## Extractive Summarization

Useful links:

* [Automatic summarising: factors and
directions (1999)](https://www.cl.cam.ac.uk/archive/ksj21/ksjdigipapers/summbook99.pdf) - newcomers to summarization should start here. Contains definitions and reviews different approaches and goals of summarization.
* [Text Summarization in Python: Extractive vs. Abstractive techniques revisited (2017)](https://rare-technologies.com/text-summarization-in-python-extractive-vs-abstractive-techniques-revisited/) - overview of summarization techniques in Python
* [Lectures on Summarization Techniques (2015?)](https://www.youtube.com/watch?v=N5N-HCUE3G4) from old Coursera NLP course - it describes many summarization techniques, emphasis on research, most of these techniques don't have implementations in Python
* [Centroid-based Text Summarization through Compositionality of Word Embeddings](http://www.aclweb.org/anthology/W17-1003) - interesting article on using word embeddings to replace Bag of Words representation of an older article. Has a remarkably [good implementation](https://github.com/gaetangate/text-summarizer) (it worked out of the box, which is uncommon for academic implementations, I just added setup.py to make it pip-installable).

## TextRank

## Notes

* **PyTextRank** - weird arcane API, doesn't expose simple function call as gensim/summa
* **sumy** - requires pipeline (doesn't just work on raw strings)
* **pyteaser** - only Python 2

In [30]:
import numpy as np
import pandas as pd
import requests

import gensim
import summa
import text_summarizer
import nltk

from sklearn.decomposition import PCA
from sklearn.preprocessing import StandardScaler
import matplotlib.pyplot as plt
%matplotlib inline

from termcolor import colored 

import bokeh.plotting
from bokeh.plotting import show
from bokeh.io import output_notebook
from bokeh.models import ColumnDataSource, LabelSet
from bokeh.plotting import figure, show, output_file
from bokeh.sampledata.periodic_table import elements
from bokeh.models import HoverTool

output_notebook()

from IPython.display import display, HTML

In [53]:
def summary_as_set(summary):
    return set(summary.split('\n'))


def jaccard_index(set1, set2):
    return len(set1.intersection(set2)) / len(set1.union(set2))

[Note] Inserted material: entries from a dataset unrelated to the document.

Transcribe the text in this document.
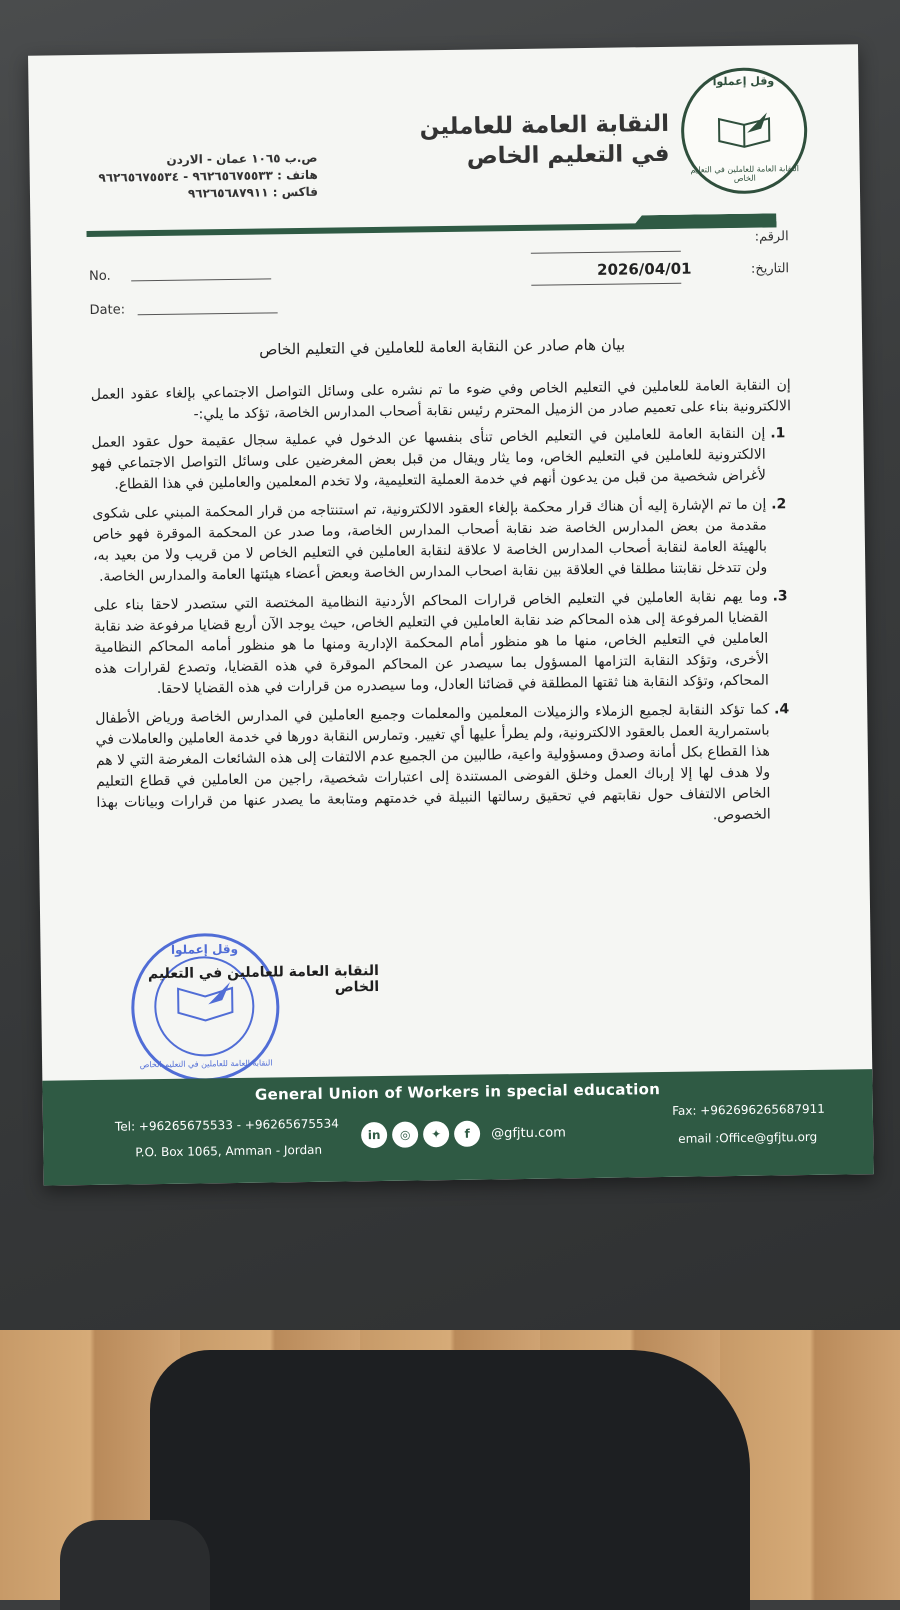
وقل إعملوا
النقابة العامة للعاملين في التعليم الخاص
النقابة العامة للعاملين
في التعليم الخاص
ص.ب ١٠٦٥ عمان - الاردن
هاتف : ٩٦٢٦٥٦٧٥٥٣٣ - ٩٦٢٦٥٦٧٥٥٣٤
فاكس : ٩٦٢٦٥٦٨٧٩١١
الرقم:
التاريخ:
2026/04/01
No.
Date:
بيان هام صادر عن النقابة العامة للعاملين في التعليم الخاص

إن النقابة العامة للعاملين في التعليم الخاص وفي ضوء ما تم نشره على وسائل التواصل الاجتماعي بإلغاء عقود العمل الالكترونية بناء على تعميم صادر من الزميل المحترم رئيس نقابة أصحاب المدارس الخاصة، تؤكد ما يلي:-

1. إن النقابة العامة للعاملين في التعليم الخاص تنأى بنفسها عن الدخول في عملية سجال عقيمة حول عقود العمل الالكترونية للعاملين في التعليم الخاص، وما يثار ويقال من قبل بعض المغرضين على وسائل التواصل الاجتماعي فهو لأغراض شخصية من قبل من يدعون أنهم في خدمة العملية التعليمية، ولا تخدم المعلمين والعاملين في هذا القطاع.
2. إن ما تم الإشارة إليه أن هناك قرار محكمة بإلغاء العقود الالكترونية، تم استنتاجه من قرار المحكمة المبني على شكوى مقدمة من بعض المدارس الخاصة ضد نقابة أصحاب المدارس الخاصة، وما صدر عن المحكمة الموقرة فهو خاص بالهيئة العامة لنقابة أصحاب المدارس الخاصة لا علاقة لنقابة العاملين في التعليم الخاص لا من قريب ولا من بعيد به، ولن تتدخل نقابتنا مطلقا في العلاقة بين نقابة اصحاب المدارس الخاصة وبعض أعضاء هيئتها العامة والمدارس الخاصة.
3. وما يهم نقابة العاملين في التعليم الخاص قرارات المحاكم الأردنية النظامية المختصة التي ستصدر لاحقا بناء على القضايا المرفوعة إلى هذه المحاكم ضد نقابة العاملين في التعليم الخاص، حيث يوجد الآن أربع قضايا مرفوعة ضد نقابة العاملين في التعليم الخاص، منها ما هو منظور أمام المحكمة الإدارية ومنها ما هو منظور أمامه المحاكم النظامية الأخرى، وتؤكد النقابة التزامها المسؤول بما سيصدر عن المحاكم الموقرة في هذه القضايا، وتصدع لقرارات هذه المحاكم، وتؤكد النقابة هنا ثقتها المطلقة في قضائنا العادل، وما سيصدره من قرارات في هذه القضايا لاحقا.
4. كما تؤكد النقابة لجميع الزملاء والزميلات المعلمين والمعلمات وجميع العاملين في المدارس الخاصة ورياض الأطفال باستمرارية العمل بالعقود الالكترونية، ولم يطرأ عليها أي تغيير. وتمارس النقابة دورها في خدمة العاملين والعاملات في هذا القطاع بكل أمانة وصدق ومسؤولية واعية، طالبين من الجميع عدم الالتفات إلى هذه الشائعات المغرضة التي لا هم ولا هدف لها إلا إرباك العمل وخلق الفوضى المستندة إلى اعتبارات شخصية، راجين من العاملين في قطاع التعليم الخاص الالتفاف حول نقابتهم في تحقيق رسالتها النبيلة في خدمتهم ومتابعة ما يصدر عنها من قرارات وبيانات بهذا الخصوص.
وقل إعملوا
النقابة العامة للعاملين في التعليم الخاص
النقابة العامة للعاملين في التعليم الخاص
General Union of Workers in special education
Tel: +96265675533 - +96265675534
P.O. Box 1065, Amman - Jordan
Fax: +962696265687911
email :Office@gfjtu.org
in	◎	✦	f	@gfjtu.com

def summary_jaccard_index(summary1, summary2):
    return jaccard_index(summary_as_set(summary1), summary_as_set(summary2))


def colorize_summary(text, summaries, colors=['red', 'green']):
    def colorize_sentence(sentence, summaries):
        for (i, summary) in enumerate(summaries):
            color = colors[i]
            if sentence in summary:
                return '<font color="{}">{}</font>'.format(color, sentence)
        return sentence
    
    text = text.replace('\r\n\r', 'SPECIAL')
    sentences = nltk.sent_tokenize(text)
    summaries_sentences = [set(nltk.sent_tokenize(summary)) for summary in summaries]
    
    colored_text = ''
    for sentence in sentences:
        colored_text += colorize_sentence(sentence, summaries)
        colored_text += '. '
    return colored_text.replace('SPECIAL', '<br>')

In [3]:
nltk.download('punkt')
nltk.download('stopwords')

[nltk_data] Downloading package punkt to /home/kuba/nltk_data...
[nltk_data]   Package punkt is already up-to-date!
[nltk_data] Downloading package stopwords to /home/kuba/nltk_data...
[nltk_data]   Package stopwords is already up-to-date!


True

Let's check out a couple of summarization methods on The Matrix synopsis which is conveniently available on gensim's page.

In [4]:
text = requests.get('http://rare-technologies.com/the_matrix_synopsis.txt').text

In [5]:
%%time

summa_summary= summa.summarizer.summarize(text, words=500)

CPU times: user 2.04 s, sys: 44.4 ms, total: 2.08 s
Wall time: 1.95 s


In [6]:
%%time

gensim_summary = gensim.summarization.summarize(text, word_count=500)

CPU times: user 1.77 s, sys: 51.8 ms, total: 1.82 s
Wall time: 1.66 s


In [7]:
summary_jaccard_index(summa_summary, gensim_summary)

0.3548387096774194

## Centroid-based summarization

In [8]:
centroid_bow_summarizer = text_summarizer.CentroidBOWSummarizer(preprocess_type='nltk')

In [9]:
centroid_bow_summary = centroid_bow_summarizer.summarize(text, limit=500)

In [10]:
%%time

embedding_model = text_summarizer.centroid_word_embeddings.load_gensim_embedding_model('glove-wiki-gigaword-50')

CPU times: user 19.3 s, sys: 200 ms, total: 19.5 s
Wall time: 20.4 s


In [11]:
centroid_word_embedding_summarizer = text_summarizer.CentroidWordEmbeddingsSummarizer(embedding_model, preprocess_type='nltk')

In [12]:
centroid_word_embedding_summary = centroid_word_embedding_summarizer.summarize(text, limit=500)

  uu = np.average(np.square(u), weights=w)


In [13]:
summary_jaccard_index(centroid_bow_summary, centroid_word_embedding_summary)

0.15384615384615385

In [54]:
display(
    HTML(colorize_summary(text, [centroid_word_embedding_summary, centroid_bow_summary]))
)